Uitspraak
RECHTBANK LIMBURG
1.[gedaagde sub 1] ,
[gedaagde sub 2],
wonend te [woonplaats] ,
Rechtbank Limburg
In deze zaak, die zich afspeelt in het kader van een executiegeschil, heeft de kantonrechter op 24 juni 2019 uitspraak gedaan in kort geding. De eiseres, vertegenwoordigd door mr. S.E.G.N. Schnabel, vorderde de schorsing van de tenuitvoerlegging van een eerder vonnis van 3 april 2019, waarin de huurovereenkomst betreffende een woning was ontbonden en de eiseres was veroordeeld tot ontruiming binnen dertig dagen na betekening van dat vonnis. De gedaagden, vertegenwoordigd door mr. H.J. Heynen, waren niet bereid om de ontruiming aan te houden totdat in hoger beroep was beslist.
De kantonrechter heeft de procedure beoordeeld aan de hand van de ingediende stukken, waaronder de dagvaarding en de pleitnota's van beide partijen. De rechter oordeelde dat voor schorsing van de tenuitvoerlegging van een uitvoerbaar bij voorraad verklaard vonnis slechts plaats is indien de executant geen in redelijkheid te respecteren belang heeft bij de uitvoering. De eiseres stelde dat het vonnis berustte op een feitelijke en juridische misslag, maar de kantonrechter oordeelde dat deze argumenten niet opgingen. De rechter concludeerde dat de gedaagden geen misbruik maakten van hun bevoegdheid om tot ontruiming over te gaan.

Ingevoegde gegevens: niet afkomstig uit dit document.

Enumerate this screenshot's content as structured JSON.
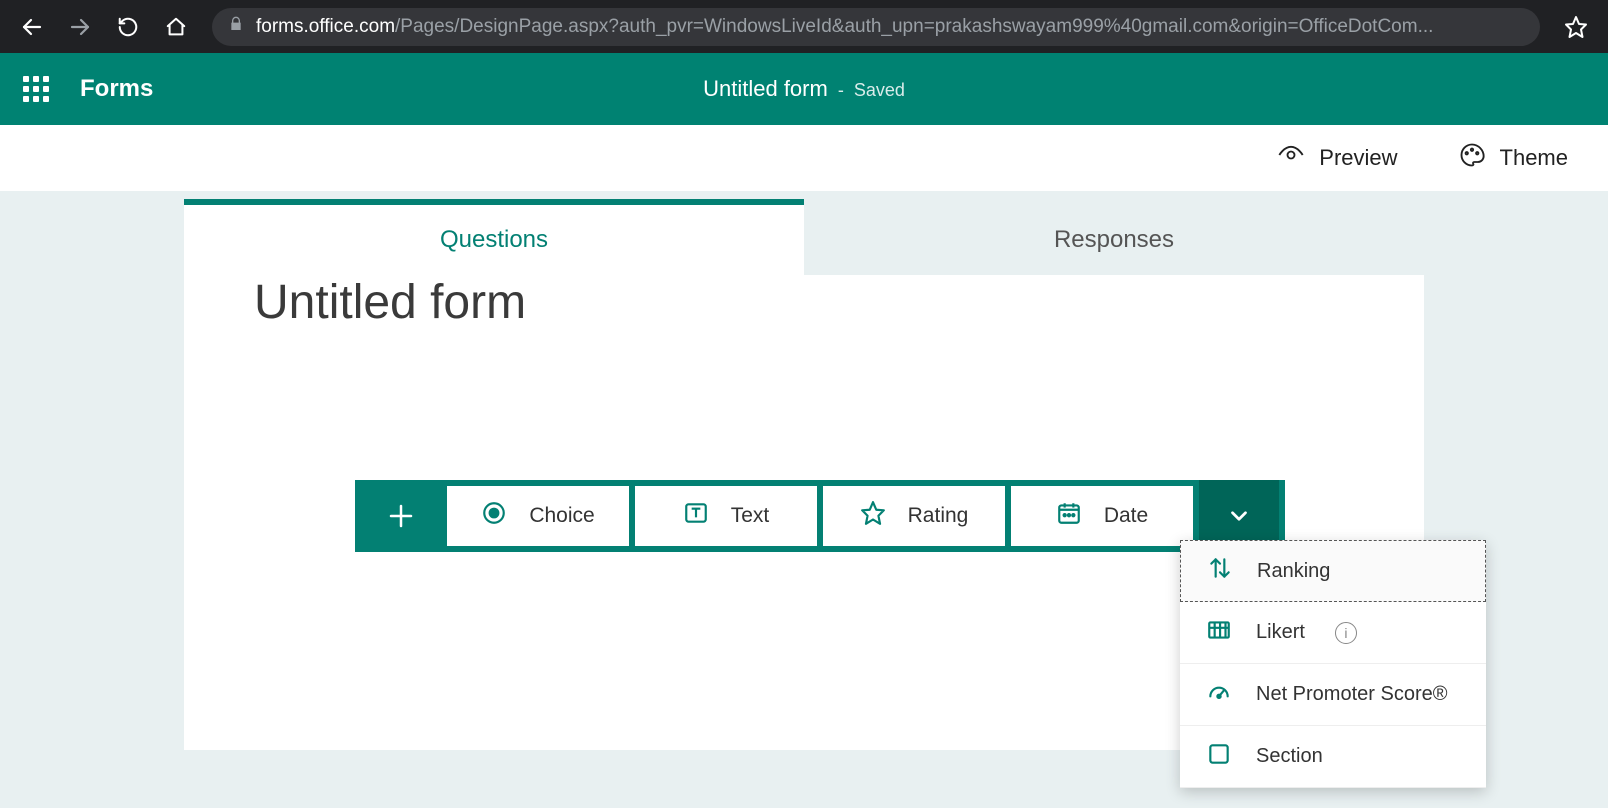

Uiteindelijk heeft de kantonrechter de vordering van de eiseres afgewezen en haar veroordeeld in de proceskosten. De kostenveroordeling werd uitvoerbaar bij voorraad verklaard, wat betekent dat de eiseres direct aan deze kosten moet voldoen, tenzij zij binnen veertien dagen na aanschrijving volledig aan het vonnis voldoet.